An idiom is a phrase that conveys a different meaning than the individual words would imply, given their official definition in a dictionary.
One such idiomatic expression is:
It’s raining cats and dogs outside.
Obviously, there are not multiple domestic animals falling out of the sky, but it’s raining so hard that it commands your attention as if cats and dogs were raining down upon you.
Idiomatic expressions can certainly make your writing more colorful, but you have to be careful, because some people from other countries, cultures, or native languages may not be familiar with that phrase and may mistake its meaning.
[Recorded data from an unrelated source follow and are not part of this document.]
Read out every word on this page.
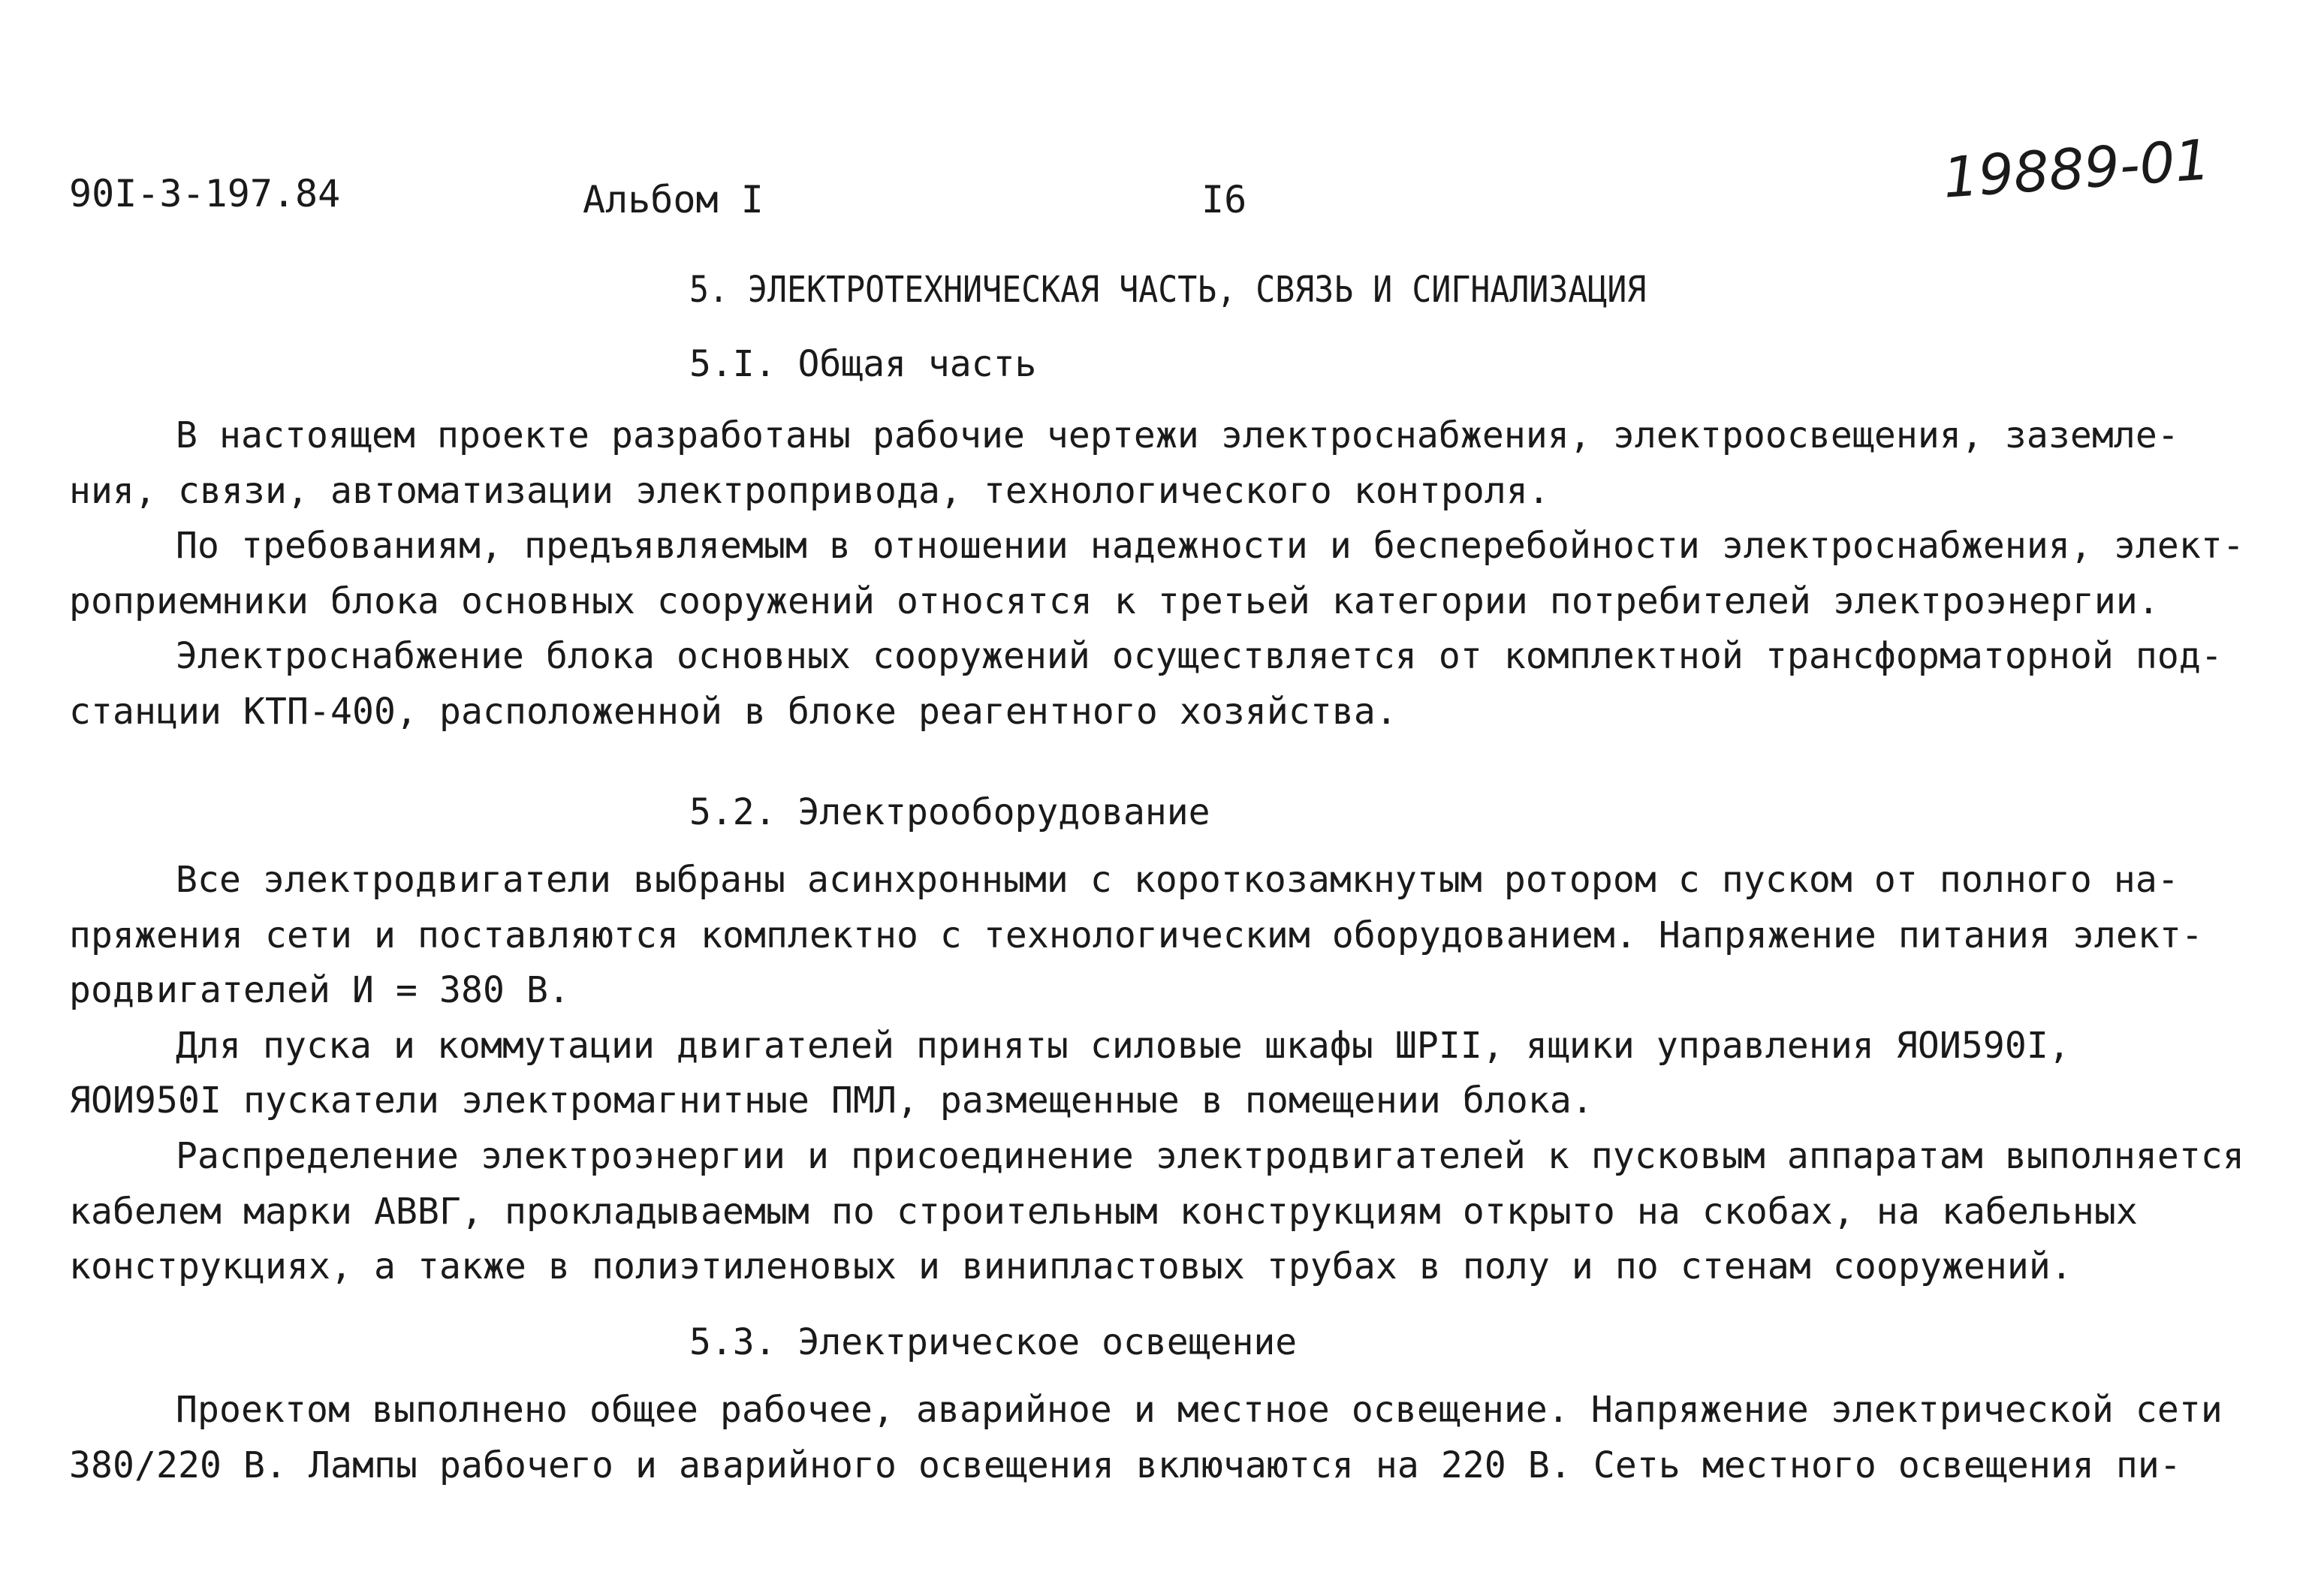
90I-3-197.84	Альбом I	I6	19889-01
5. ЭЛЕКТРОТЕХНИЧЕСКАЯ ЧАСТЬ, СВЯЗЬ И СИГНАЛИЗАЦИЯ
5.I. Общая часть
В настоящем проекте разработаны рабочие чертежи электроснабжения, электроосвещения, заземле-
ния, связи, автоматизации электропривода, технологического контроля.
По требованиям, предъявляемым в отношении надежности и бесперебойности электроснабжения, элект-
роприемники блока основных сооружений относятся к третьей категории потребителей электроэнергии.
Электроснабжение блока основных сооружений осуществляется от комплектной трансформаторной под-
станции КТП-400, расположенной в блоке реагентного хозяйства.
5.2. Электрооборудование
Все электродвигатели выбраны асинхронными с короткозамкнутым ротором с пуском от полного на-
пряжения сети и поставляются комплектно с технологическим оборудованием. Напряжение питания элект-
родвигателей И = 380 В.
Для пуска и коммутации двигателей приняты силовые шкафы ШРII, ящики управления ЯОИ590I,
ЯОИ950I пускатели электромагнитные ПМЛ, размещенные в помещении блока.
Распределение электроэнергии и присоединение электродвигателей к пусковым аппаратам выполняется
кабелем марки АВВГ, прокладываемым по строительным конструкциям открыто на скобах, на кабельных
конструкциях, а также в полиэтиленовых и винипластовых трубах в полу и по стенам сооружений.
5.3. Электрическое освещение
Проектом выполнено общее рабочее, аварийное и местное освещение. Напряжение электрической сети
380/220 В. Лампы рабочего и аварийного освещения включаются на 220 В. Сеть местного освещения пи-
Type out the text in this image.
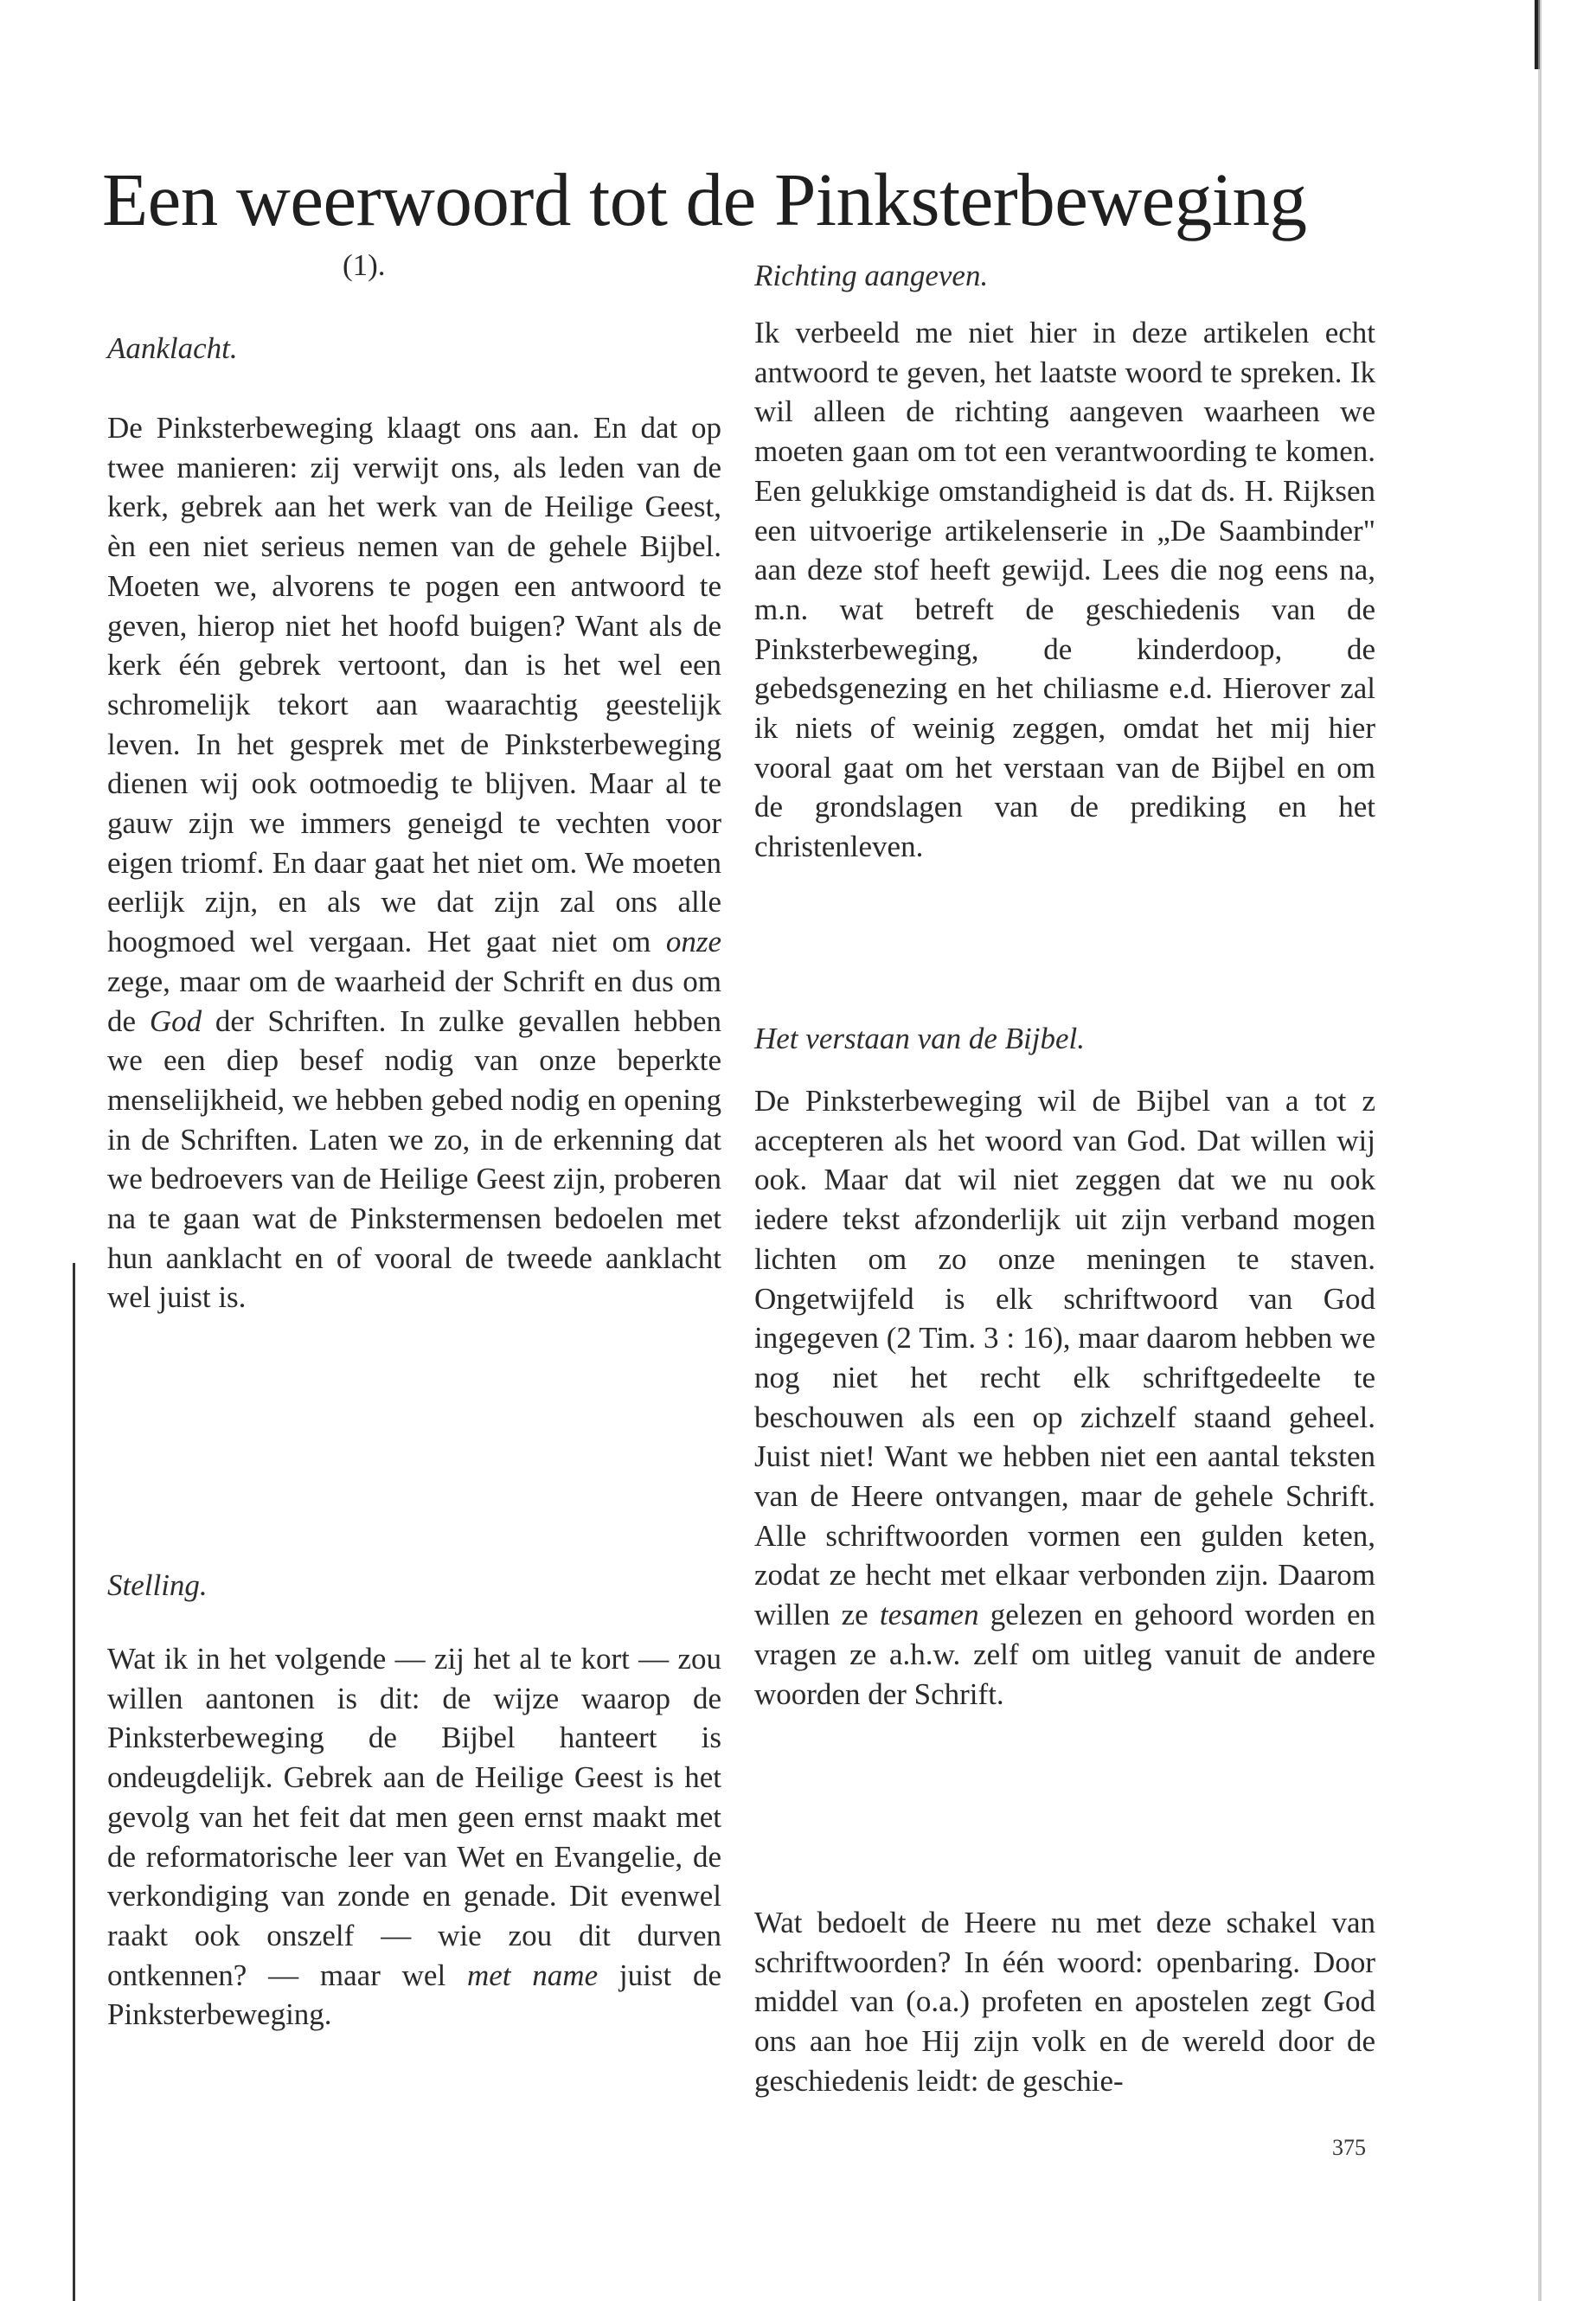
Een weerwoord tot de Pinksterbeweging
(1).
Aanklacht.

De Pinksterbeweging klaagt ons aan. En dat op twee manieren: zij verwijt ons, als leden van de kerk, gebrek aan het werk van de Heilige Geest, èn een niet serieus nemen van de gehele Bijbel. Moeten we, alvorens te pogen een antwoord te geven, hierop niet het hoofd buigen? Want als de kerk één gebrek vertoont, dan is het wel een schromelijk tekort aan waarachtig geestelijk leven. In het gesprek met de Pinksterbeweging dienen wij ook ootmoedig te blijven. Maar al te gauw zijn we immers geneigd te vechten voor eigen triomf. En daar gaat het niet om. We moeten eerlijk zijn, en als we dat zijn zal ons alle hoogmoed wel vergaan. Het gaat niet om onze zege, maar om de waarheid der Schrift en dus om de God der Schriften. In zulke gevallen hebben we een diep besef nodig van onze beperkte menselijkheid, we hebben gebed nodig en opening in de Schriften. Laten we zo, in de erkenning dat we bedroevers van de Heilige Geest zijn, proberen na te gaan wat de Pinkstermensen bedoelen met hun aanklacht en of vooral de tweede aanklacht wel juist is.

Stelling.

Wat ik in het volgende — zij het al te kort — zou willen aantonen is dit: de wijze waarop de Pinksterbeweging de Bijbel hanteert is ondeugdelijk. Gebrek aan de Heilige Geest is het gevolg van het feit dat men geen ernst maakt met de reformatorische leer van Wet en Evangelie, de verkondiging van zonde en genade. Dit evenwel raakt ook onszelf — wie zou dit durven ontkennen? — maar wel met name juist de Pinksterbeweging.

Richting aangeven.

Ik verbeeld me niet hier in deze artikelen echt antwoord te geven, het laatste woord te spreken. Ik wil alleen de richting aangeven waarheen we moeten gaan om tot een verantwoording te komen. Een gelukkige omstandigheid is dat ds. H. Rijksen een uitvoerige artikelenserie in „De Saambinder" aan deze stof heeft gewijd. Lees die nog eens na, m.n. wat betreft de geschiedenis van de Pinksterbeweging, de kinderdoop, de gebedsgenezing en het chiliasme e.d. Hierover zal ik niets of weinig zeggen, omdat het mij hier vooral gaat om het verstaan van de Bijbel en om de grondslagen van de prediking en het christenleven.

Het verstaan van de Bijbel.

De Pinksterbeweging wil de Bijbel van a tot z accepteren als het woord van God. Dat willen wij ook. Maar dat wil niet zeggen dat we nu ook iedere tekst afzonderlijk uit zijn verband mogen lichten om zo onze meningen te staven. Ongetwijfeld is elk schriftwoord van God ingegeven (2 Tim. 3 : 16), maar daarom hebben we nog niet het recht elk schriftgedeelte te beschouwen als een op zichzelf staand geheel. Juist niet! Want we hebben niet een aantal teksten van de Heere ontvangen, maar de gehele Schrift. Alle schriftwoorden vormen een gulden keten, zodat ze hecht met elkaar verbonden zijn. Daarom willen ze tesamen gelezen en gehoord worden en vragen ze a.h.w. zelf om uitleg vanuit de andere woorden der Schrift.

Wat bedoelt de Heere nu met deze schakel van schriftwoorden? In één woord: openbaring. Door middel van (o.a.) profeten en apostelen zegt God ons aan hoe Hij zijn volk en de wereld door de geschiedenis leidt: de geschie-

375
This is particularly true in the oil industry, where virtual teams from different lands and languages often work together on a project.
Here is a valuable resource for those who may run across an unfamiliar idiomatic expression:
This website lists 3,416 idioms used in the English language, along with their meanings.
Here are a few examples that could be misinterpreted:
Make a mint = make a lot of money, not manufacture an after-dinner confection
Save face = protect one’s reputation, not wear a protective face shield
Fire away = you are free to ask questions, not shoot a gun at me or place a flame at a distance
If you are thinking about using an idiom in your writing, first consider your audience and whether they are likely to understand it.
If they share the same culture and language as you, then go ahead and give it a whirl (= try it).
If your audience is more international in composition, consider rewording the sentence — without using idioms — to make your meaning clear.